【第460話:採掘場の入口】
イエガンは山道を外れることなく歩き続けていた。
見張り小屋を過ぎてからは道幅も狭くなり、左右には切り立った岩肌が続いている。
木々の数も徐々に減り、代わりに荒れた岩場が目立ち始めた。
人が頻繁に通る場所ではないことは、一目で分かる景色だった。
イエガンは歩みを止めず、周囲の変化を静かに観察する。
山道には新しい足跡は残っていない。
しかし、ところどころで折れた枝や踏み固められた草が目に入り、誰かが通った痕跡だけは確かに残されていた。
「完全に道を消しているつもりか」
イエガンは鼻を鳴らす。
足跡を隠す技術はあっても、周囲への影響まで消すことはできない。
長年戦場を駆けてきた経験が、小さな違和感を次々と拾い上げていた。
やがて視界が開ける。
山肌を削るように作られた大きな空間が現れ、その奥には黒く口を開けた坑道が続いていた。

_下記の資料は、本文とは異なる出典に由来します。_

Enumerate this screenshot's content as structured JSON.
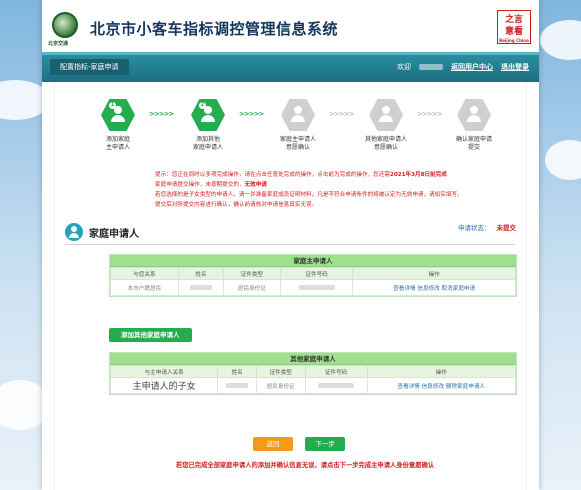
{
  "header": {
    "title": "北京市小客车指标调控管理信息系统",
    "logo_text": "北京交通",
    "brand_chars": "之言",
    "brand_chars2": "意看",
    "brand_sub": "Beijing China"
  },
  "nav": {
    "active_tab": "配置指标-家庭申请",
    "links": [
      "欢迎",
      "返回用户中心",
      "退出登录"
    ]
  },
  "steps": [
    {
      "num": "1",
      "label": "添加家庭\n主申请人",
      "state": "done",
      "icon": "user-icon"
    },
    {
      "num": "2",
      "label": "添加其他\n家庭申请人",
      "state": "done",
      "icon": "users-icon"
    },
    {
      "num": "3",
      "label": "家庭主申请人\n意愿确认",
      "state": "todo",
      "icon": "user-icon"
    },
    {
      "num": "4",
      "label": "其他家庭申请人\n意愿确认",
      "state": "todo",
      "icon": "users-icon"
    },
    {
      "num": "5",
      "label": "确认家庭申请\n提交",
      "state": "todo",
      "icon": "check-icon"
    }
  ],
  "arrows": ">>>>>",
  "notice": {
    "line1a": "提示：您正在同时以多项完成操作，请在点击任意处完成的操作，点击前为完成的操作，您还需",
    "line1b": "2021年3月8日前完成",
    "line2a": "家庭申请提交操作，未按期提交的，",
    "line2b": "无效申请",
    "line3": "若您选择的是子女类型的申请人，请一并准备家庭成员证明材料，凡是不符合申请条件的将被认定为无效申请，请如实填写。",
    "line4": "提交后对所提交内容进行确认，确认前请核对申请信息真实无误。"
  },
  "section": {
    "title": "家庭申请人",
    "status_label": "申请状态：",
    "status_value": "未提交"
  },
  "main_table": {
    "caption": "家庭主申请人",
    "headers": [
      "与您关系",
      "姓名",
      "证件类型",
      "证件号码",
      "操作"
    ],
    "row": {
      "relation": "本市户籍居民",
      "id_type": "居民身份证",
      "actions": [
        "查看详情",
        "信息修改",
        "取消家庭申请"
      ]
    }
  },
  "add_button": "添加其他家庭申请人",
  "other_table": {
    "caption": "其他家庭申请人",
    "headers": [
      "与主申请人关系",
      "姓名",
      "证件类型",
      "证件号码",
      "操作"
    ],
    "row": {
      "relation": "主申请人的子女",
      "id_type": "居民身份证",
      "actions": [
        "查看详情",
        "信息修改",
        "删除家庭申请人"
      ]
    }
  },
  "buttons": {
    "prev": "返回",
    "next": "下一步"
  },
  "footnote": "若您已完成全部家庭申请人的添加并确认信息无误，请点击下一步完成主申请人身份意愿确认",
  "colors": {
    "accent_green": "#23ad4e",
    "nav_teal": "#1c6f80",
    "warning_red": "#d52020",
    "link_blue": "#2b6fb0",
    "button_orange": "#f39c1a"
  }
}
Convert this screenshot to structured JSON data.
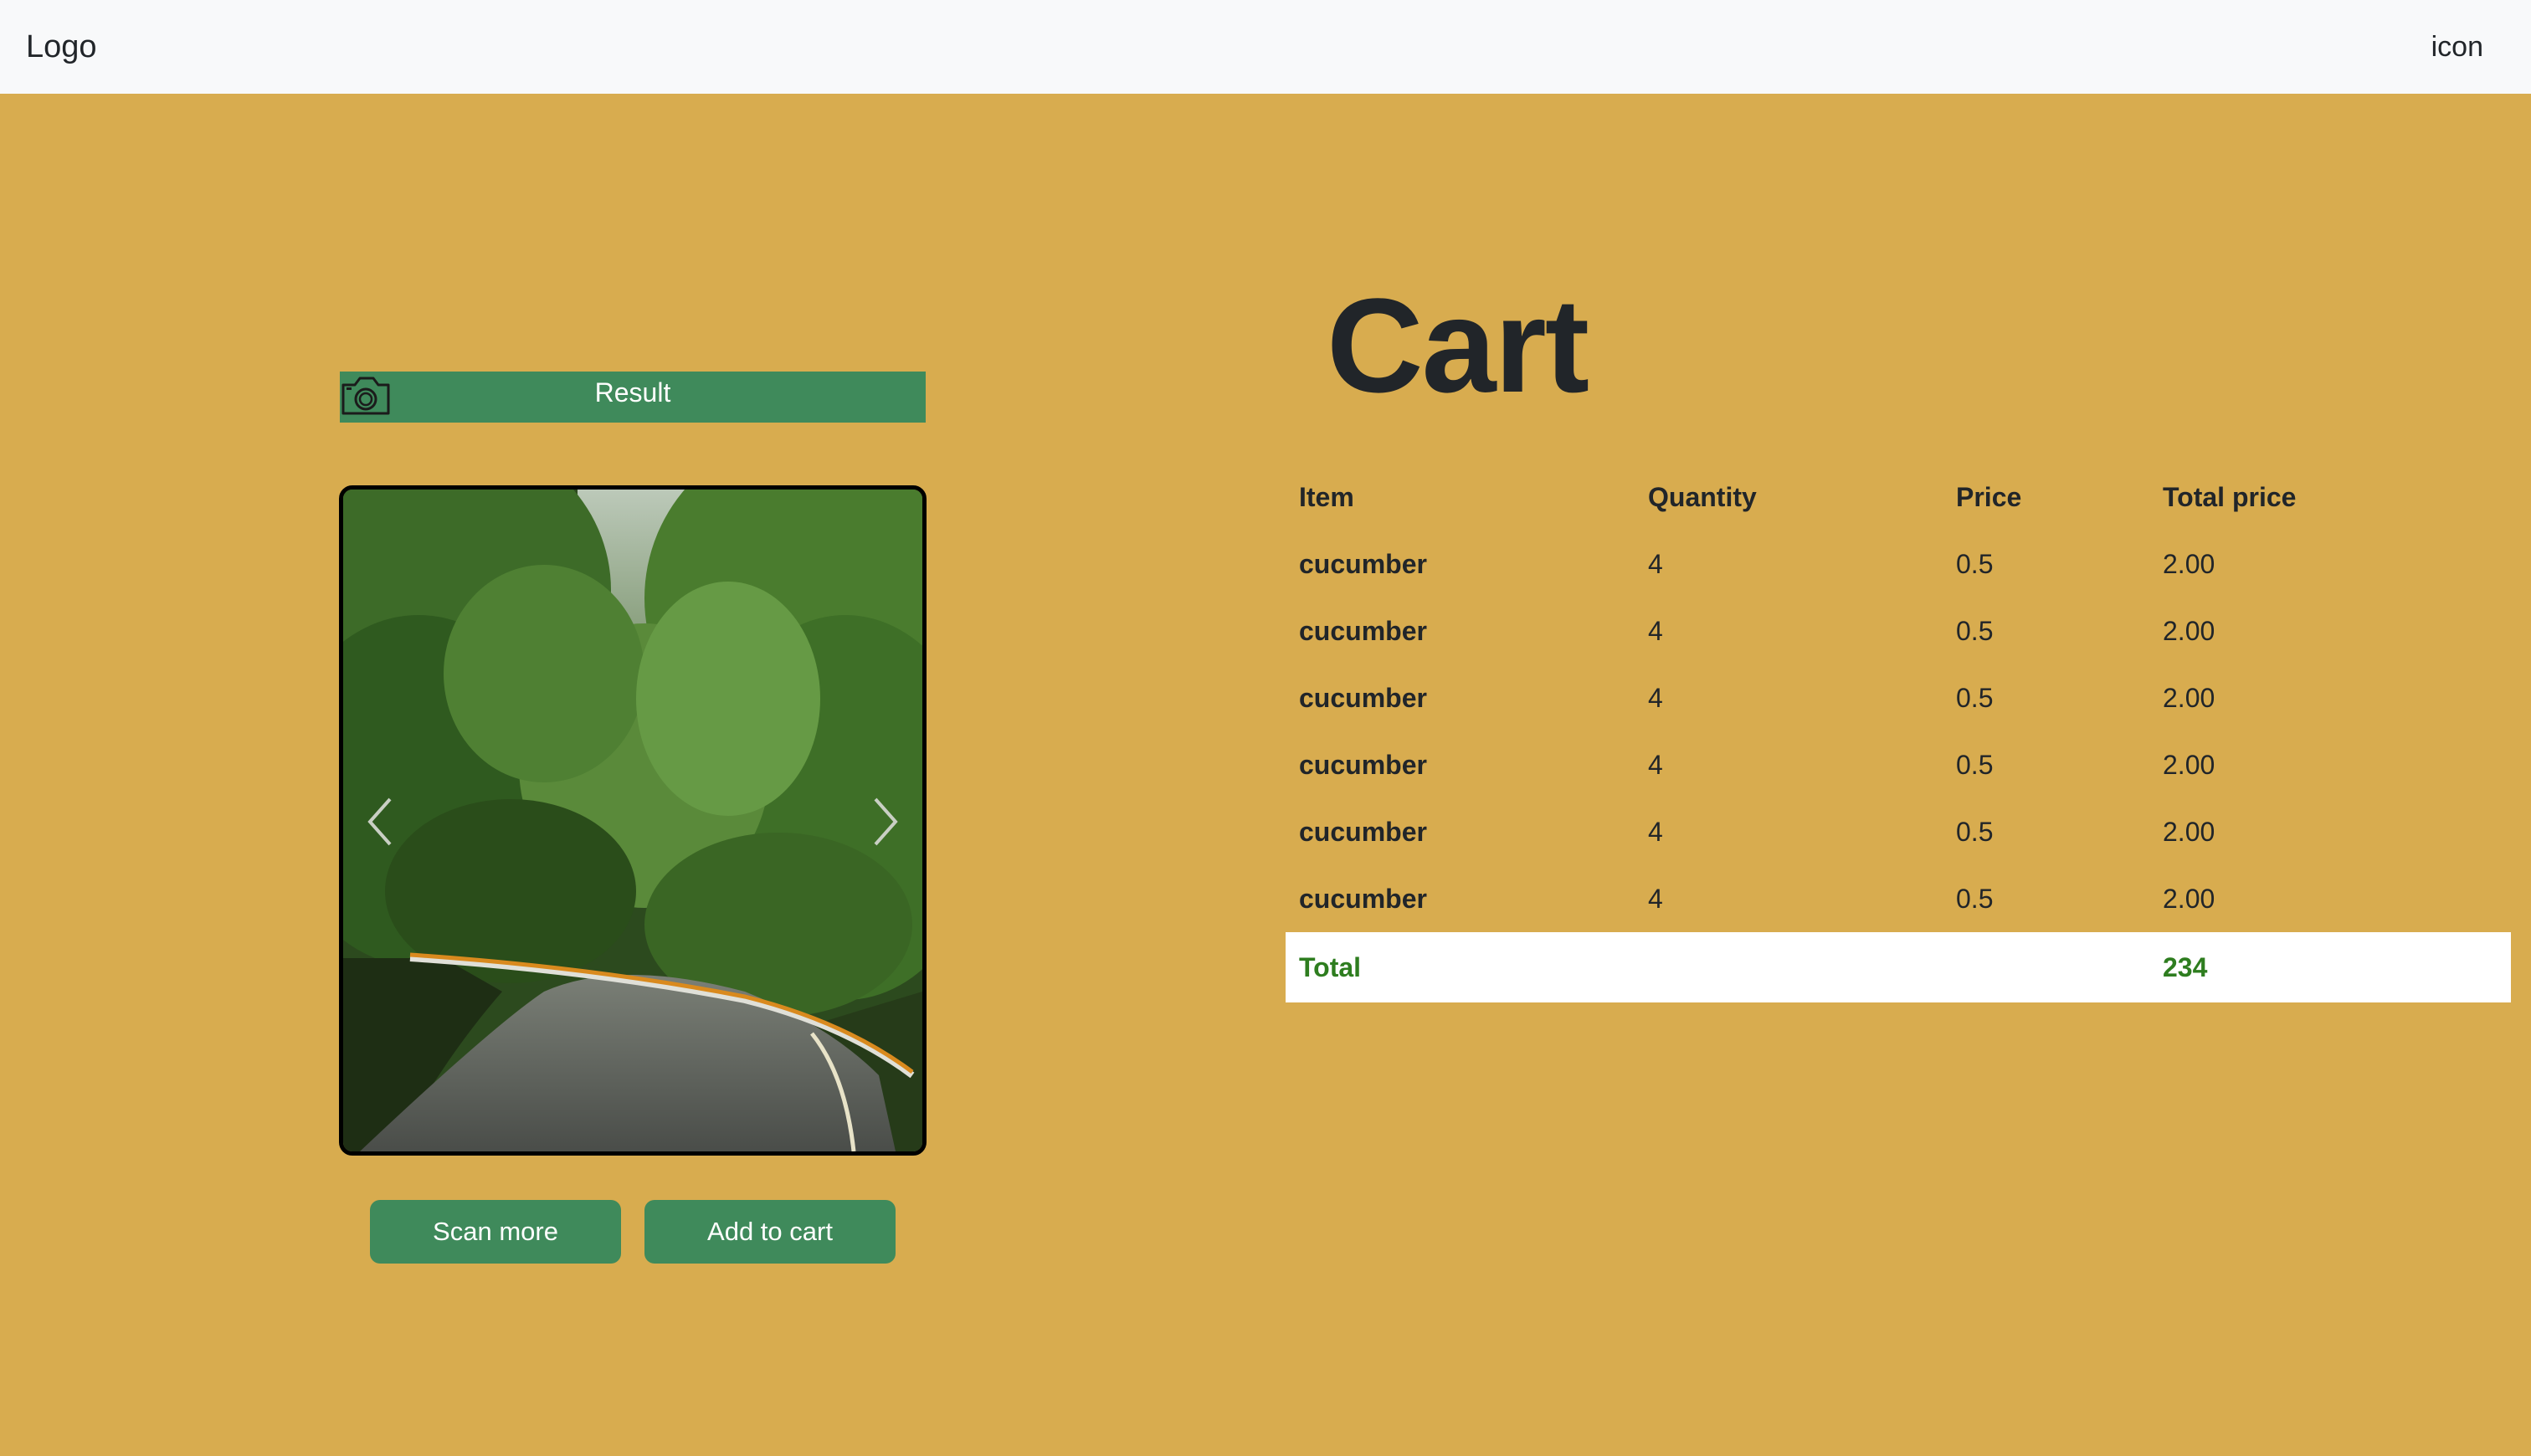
{
  "navbar": {
    "logo": "Logo",
    "icon_label": "icon"
  },
  "result": {
    "title": "Result",
    "camera_icon": "camera-icon"
  },
  "carousel": {
    "prev_icon": "chevron-left-icon",
    "next_icon": "chevron-right-icon"
  },
  "buttons": {
    "scan_more": "Scan more",
    "add_to_cart": "Add to cart"
  },
  "cart": {
    "title": "Cart",
    "headers": [
      "Item",
      "Quantity",
      "Price",
      "Total price"
    ],
    "rows": [
      {
        "item": "cucumber",
        "quantity": "4",
        "price": "0.5",
        "total": "2.00"
      },
      {
        "item": "cucumber",
        "quantity": "4",
        "price": "0.5",
        "total": "2.00"
      },
      {
        "item": "cucumber",
        "quantity": "4",
        "price": "0.5",
        "total": "2.00"
      },
      {
        "item": "cucumber",
        "quantity": "4",
        "price": "0.5",
        "total": "2.00"
      },
      {
        "item": "cucumber",
        "quantity": "4",
        "price": "0.5",
        "total": "2.00"
      },
      {
        "item": "cucumber",
        "quantity": "4",
        "price": "0.5",
        "total": "2.00"
      }
    ],
    "total_label": "Total",
    "total_value": "234"
  },
  "colors": {
    "background": "#d8ac4f",
    "accent": "#3f8a5b",
    "total_text": "#2e7d1f",
    "navbar": "#f8f9fa"
  }
}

崩れた木組みや放置された荷車が、ここがかつて採掘場だったことを物語っている。
イエガンは立ち止まり、辺りを見回す。
人影はない。
だが、静かすぎた。
鳥の鳴き声も聞こえず、風の音だけが坑道の奥から低く響いてくる。
「妙だな」
イエガンはゆっくりと地面へ視線を落とす。
坑道の前には細かな砂が積もっていた。
その上には幾つもの足跡が残されている。
古いものもあれば、新しいものもある。
数人どころではない。
少なくとも十人以上は出入りしていた形跡だった。
イエガンはしゃがみ込み、足跡を確認する。
「荷物を運んだ跡もあるか」
地面には何かを引きずったような細い筋が残っていた。
重い木箱か、それに近いものを運び込んだようにも見える。
採掘場が使われなくなって久しいという話は本当だろう。
だからこそ、この痕跡は最近になって付いたものと考えるのが自然だった。
イエガンはゆっくりと立ち上がる。
坑道へ近付くにつれ、冷たい空気が流れ出してくる。
湿った岩の匂いも混じり、内部がかなり深いことを感じさせた。
その時だった。
坑道の奥から、小さく金属が触れ合う音が響く。
一度だけではない。
間隔を空けて、二度、三度と続いた。
イエガンは大斧の柄を静かに握る。
「中にいるな」
声を張ることはしなかった。
相手がこちらへ気付いていない可能性もある。
今は不用意に存在を知らせるべきではない。
イエガンは坑道の入口脇へ身を寄せる。
岩陰から内部を覗くが、奥は暗く、人影までは確認できない。
ただ、微かに灯りが揺れたようにも見えた。
自然光ではない。
誰かが明かりを持っている。
イエガンは呼吸を整える。
ここまで来れば、無闇に突っ込む方が危険だった。
敵の数も目的も分からない以上、まずは内部の様子を探る必要がある。
イエガンは足音を殺しながら、一歩ずつ坑道へ足を踏み入れた。
外の光は少しずつ遠ざかる。
冷たい闇だけが、静かにイエガンを迎え入れていた。